Updating the Vector Store

As new documents become available or existing documents are updated, we need a way to update our vector store without recreating it entirely. Here’s a method to accomplish this:

def update_vector_store(self):
    print("Updating vector store...")
    new_documents = self.load_documents()
    text_splitter = RecursiveCharacterTextSplitter(chunk_size=1000, chunk_overlap=200)
    texts = text_splitter.split_documents(new_documents)
    self.vector_store.add_documents(texts)
    self.vector_store.save_local(self.db_path)
    print("Vector store updated and saved.")

This method loads new documents, splits them into texts, and adds them to the existing vector store. It then saves the updated store for future use.

Putting It All Together

Let’s update our main function and change it so that it ties all these components together:

def main():
    data_dir = "data"    
    openai_api_key = config.OPENAI_API_KEY
    db_path = "faiss_index"    
    mcq_generator = PDFMultipleChoiceGenerator(data_dir, openai_api_key, db_path)
    print("Multiple Choice Question Generator")
    print("Type 'generate' to create questions, 'update' to refresh the vector store, or 'quit' to exit.")
    while True:
        user_input = input("\nEnter command (generate/update/quit): ").lower()
        if user_input == 'quit':
            break        elif user_input == 'update':
            mcq_generator.update_vector_store()
        elif user_input == 'generate':
            questions = mcq_generator.generate_questions()
            print("\nGenerated Multiple Choice Questions:")
            print(questions)
        else:
            print("Invalid command.
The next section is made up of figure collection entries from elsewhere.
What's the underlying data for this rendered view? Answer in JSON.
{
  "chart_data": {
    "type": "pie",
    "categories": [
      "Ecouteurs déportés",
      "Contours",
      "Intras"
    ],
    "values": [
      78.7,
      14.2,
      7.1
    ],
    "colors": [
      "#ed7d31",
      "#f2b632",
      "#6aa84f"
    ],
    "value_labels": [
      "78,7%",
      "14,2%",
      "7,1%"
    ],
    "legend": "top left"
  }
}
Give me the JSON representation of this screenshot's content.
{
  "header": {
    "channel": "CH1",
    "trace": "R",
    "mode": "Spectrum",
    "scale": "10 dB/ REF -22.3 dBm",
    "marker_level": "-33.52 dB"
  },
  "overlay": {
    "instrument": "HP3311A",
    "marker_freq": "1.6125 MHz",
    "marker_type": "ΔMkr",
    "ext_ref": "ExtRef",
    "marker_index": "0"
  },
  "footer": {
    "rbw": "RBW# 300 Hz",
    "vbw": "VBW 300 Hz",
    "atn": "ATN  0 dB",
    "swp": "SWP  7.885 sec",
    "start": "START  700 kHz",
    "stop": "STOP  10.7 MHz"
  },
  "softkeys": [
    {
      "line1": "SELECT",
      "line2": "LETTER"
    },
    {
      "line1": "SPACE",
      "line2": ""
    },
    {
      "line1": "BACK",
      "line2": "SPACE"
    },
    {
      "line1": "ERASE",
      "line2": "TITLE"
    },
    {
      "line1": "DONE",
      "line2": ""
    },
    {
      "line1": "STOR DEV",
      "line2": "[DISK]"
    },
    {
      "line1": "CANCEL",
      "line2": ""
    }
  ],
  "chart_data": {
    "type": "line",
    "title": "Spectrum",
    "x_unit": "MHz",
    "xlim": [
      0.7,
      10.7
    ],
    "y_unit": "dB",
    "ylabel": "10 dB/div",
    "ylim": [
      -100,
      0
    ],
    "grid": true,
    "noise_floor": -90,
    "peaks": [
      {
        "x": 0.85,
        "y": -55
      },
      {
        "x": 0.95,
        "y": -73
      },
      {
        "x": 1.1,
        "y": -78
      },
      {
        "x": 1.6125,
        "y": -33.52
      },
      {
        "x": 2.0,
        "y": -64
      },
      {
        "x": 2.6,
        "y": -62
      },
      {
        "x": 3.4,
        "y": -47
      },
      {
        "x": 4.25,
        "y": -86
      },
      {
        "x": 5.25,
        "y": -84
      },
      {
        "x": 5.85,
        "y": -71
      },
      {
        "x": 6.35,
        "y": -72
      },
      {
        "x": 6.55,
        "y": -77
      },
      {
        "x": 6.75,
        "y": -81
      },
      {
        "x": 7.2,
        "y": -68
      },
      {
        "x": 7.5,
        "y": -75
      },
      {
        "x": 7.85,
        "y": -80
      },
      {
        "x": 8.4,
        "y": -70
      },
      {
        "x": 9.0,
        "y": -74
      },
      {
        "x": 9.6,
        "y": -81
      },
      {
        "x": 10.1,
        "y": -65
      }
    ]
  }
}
Please enter 'generate', 'update', or 'quit'.")
    print("Thank you for using the Multiple Choice Question Generator!")
if __name__ == "__main__":
    main()

And what does that yield?

Conclusion

By leveraging the power of LangChain and OpenAI’s language models, we’ve created a robust system that can ingest PDF documents, understand their content, and generate relevant questions based on that content. This system has numerous potential applications, from creating study materials for students to assisting teachers in exam preparation.